Dallo storico ambientalista Bill McKibben, che vede l’impegno del mondo cattolico come epocale – e vedremo quali le masse di investitori, e di investimenti, che sposterà – ai teorici mainstream, per molti, i nuovi ma sempre vecchi assetti geopolitici del mondo, dipendenti dal carbone e dal petrolio, rappresentano la cartina tornasole di un giurassico economico che non si vuole estinguere e che scoda violentemente per rimanere artificialmente in vita; mentre le nuove economie poggiate sull’economia verde e la tecnologia si profilano all’orizzonte – o vengano vendute, nella misura in cui siamo tutti consumatori – come l’Eden verso il quale la specie umana pare fatalmente destinata nel prossimo incombente futuro (sempre che i ghiacci non ci sommergano prima). Eppure: «Per quanto il neopresidente Usa cerchi di ostacolare le rinnovabili e di rilanciare i fossili (ricordiamo, tra i primi suoi atti, la benedizione degli oleodotti bloccati da Obama), la sua politica non potrà invertire le tendenze di mercato» commenta Gianni Silvestrini, Presidente di Green Building Council Italia, Direttore scientifico del Kyoto Club e QualEnergia, autore del saggio “Due Gradi” 2 °C (Ed. Ambiente, 22 Euro) duegradi.it, e inoltre: «Malgrado le promesse di risollevare il disastrato settore del carbone fatte in campagna elettorale, i consumi di questo combustibile, già calati del 18% nel 2016, dovranno vedersela sempre più con la competizione del gas e delle rinnovabili. Una tendenza di cui è consapevole Robert Murray, amministratore di una delle più grandi miniere di carbone, che invano ha consigliato prudenza a Trump. Del resto, se si vuole rilanciare l’occupazione nel comparto energetico occorre guardare altrove: il solare già oggi garantisce negli Usa il doppio dei posti di lavoro rispetto all’insieme di quelli legati alle centrali a carbone, petrolio e metano».

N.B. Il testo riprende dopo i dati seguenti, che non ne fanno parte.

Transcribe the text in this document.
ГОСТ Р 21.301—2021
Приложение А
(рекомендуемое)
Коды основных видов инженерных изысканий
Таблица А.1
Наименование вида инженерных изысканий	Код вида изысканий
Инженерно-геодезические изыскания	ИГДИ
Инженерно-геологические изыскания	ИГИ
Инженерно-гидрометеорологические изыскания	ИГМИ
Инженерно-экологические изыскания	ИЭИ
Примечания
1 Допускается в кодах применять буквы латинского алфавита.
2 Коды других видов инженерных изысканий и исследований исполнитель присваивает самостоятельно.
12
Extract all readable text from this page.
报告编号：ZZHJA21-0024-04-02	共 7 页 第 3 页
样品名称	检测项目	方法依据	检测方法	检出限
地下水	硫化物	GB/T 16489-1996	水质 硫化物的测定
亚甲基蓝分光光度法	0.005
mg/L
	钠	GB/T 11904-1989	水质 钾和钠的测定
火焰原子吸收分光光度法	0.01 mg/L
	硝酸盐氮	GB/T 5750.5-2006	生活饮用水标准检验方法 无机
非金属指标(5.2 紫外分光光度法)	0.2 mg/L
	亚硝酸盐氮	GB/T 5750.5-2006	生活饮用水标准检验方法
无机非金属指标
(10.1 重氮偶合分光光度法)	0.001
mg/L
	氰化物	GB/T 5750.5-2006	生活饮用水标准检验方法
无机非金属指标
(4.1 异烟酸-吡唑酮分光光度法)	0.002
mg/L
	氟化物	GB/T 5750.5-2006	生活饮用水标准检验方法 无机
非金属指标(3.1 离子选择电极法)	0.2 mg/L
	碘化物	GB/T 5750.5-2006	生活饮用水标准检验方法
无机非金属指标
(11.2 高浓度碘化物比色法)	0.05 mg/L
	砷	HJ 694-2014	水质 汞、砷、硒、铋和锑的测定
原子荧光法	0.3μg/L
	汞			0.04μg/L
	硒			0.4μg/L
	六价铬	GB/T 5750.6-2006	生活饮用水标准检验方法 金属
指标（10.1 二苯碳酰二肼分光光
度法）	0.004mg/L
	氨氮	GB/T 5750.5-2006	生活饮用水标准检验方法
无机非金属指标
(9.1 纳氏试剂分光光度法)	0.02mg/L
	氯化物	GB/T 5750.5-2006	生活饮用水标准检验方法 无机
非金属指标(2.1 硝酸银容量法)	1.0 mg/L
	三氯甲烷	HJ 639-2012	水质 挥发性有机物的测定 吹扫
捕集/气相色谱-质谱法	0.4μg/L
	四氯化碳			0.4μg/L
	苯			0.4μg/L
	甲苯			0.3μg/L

Ma non sono solo le rinnovabili a essere sempre più competitive, continua nella sua analisi il Direttore scientifico del Kyoto Club: «Diverse altre tecnologie si stanno dimostrando “dirompenti” rispetto al contesto in cui si inseriscono. Così, le batterie al litio, con quotazioni dimezzate negli ultimi due anni, faciliteranno la conquista di larghi spazi nella mobilità e nel solare. E i Led, con prezzi calati del 90% rispetto al 2008, stanno rapidamente imponendosi sul mercato dell’illuminazione».
Nel nuovo scenario globale dopo che gli Usa sono usciti dal Tpp l’accordo Trans Pacifico con Asia e Australia (che ora, pare, si sta avvicinando alla Cina); mentre il Messico, e in generale il Sud America, rientrano nelle politiche restrittive sull’immigrazione su suolo americano, insieme ai cittadini di alcuni stati in odore di terrorismo; India e Giappone paiono in stand by di giudizio; la Cina sempre di più incarna l’alternativa competitiva al modello di sviluppo capitalistico occidentale; e la Russia è passata da nemico giurato a cyber friend dei nuovi Divided States of America come sono stati definiti da molti, e l’Africa si avvicina all’Europa (al netto, quest’ultima, della Brexit e della nueva onda dei populismi ndr) per Gianni Silvestrini: «La Cina si appresta a guidare la lotta climatica dopo la messa fuori gioco degli Usa», il Presidente di Green Building Italia non ha dubbi: «Negli ultimi due anni i consumi di carbone sono calati, una tendenza che si rafforzerà con la recente decisione di bloccare la costruzione di oltre 100 centrali a carbone. Contemporaneamente Pechino spinge sulle rinnovabili. Lo scorso anno ha installato la metà della potenza fotovoltaica montata su scala mondiale, 34.200 MW. Ed è leader della mobilità elettrica». Venendo in Europa, continua ancora l’autore di 2 °C: «Possiamo citare la virtuosa Danimarca che, forte di una produzione da rinnovabili pari al 56% dei consumi elettrici, punta a eliminare completamente i combustibili fossili anche dai trasporti e dal riscaldamento entro il 2050. E nel settore dei trasporti la Norvegia è ormai diventata un riferimento internazionale per la mobilità elettrica, con 100.000 veicoli in circolazione e il 30% delle vendite del mercato automobilistico».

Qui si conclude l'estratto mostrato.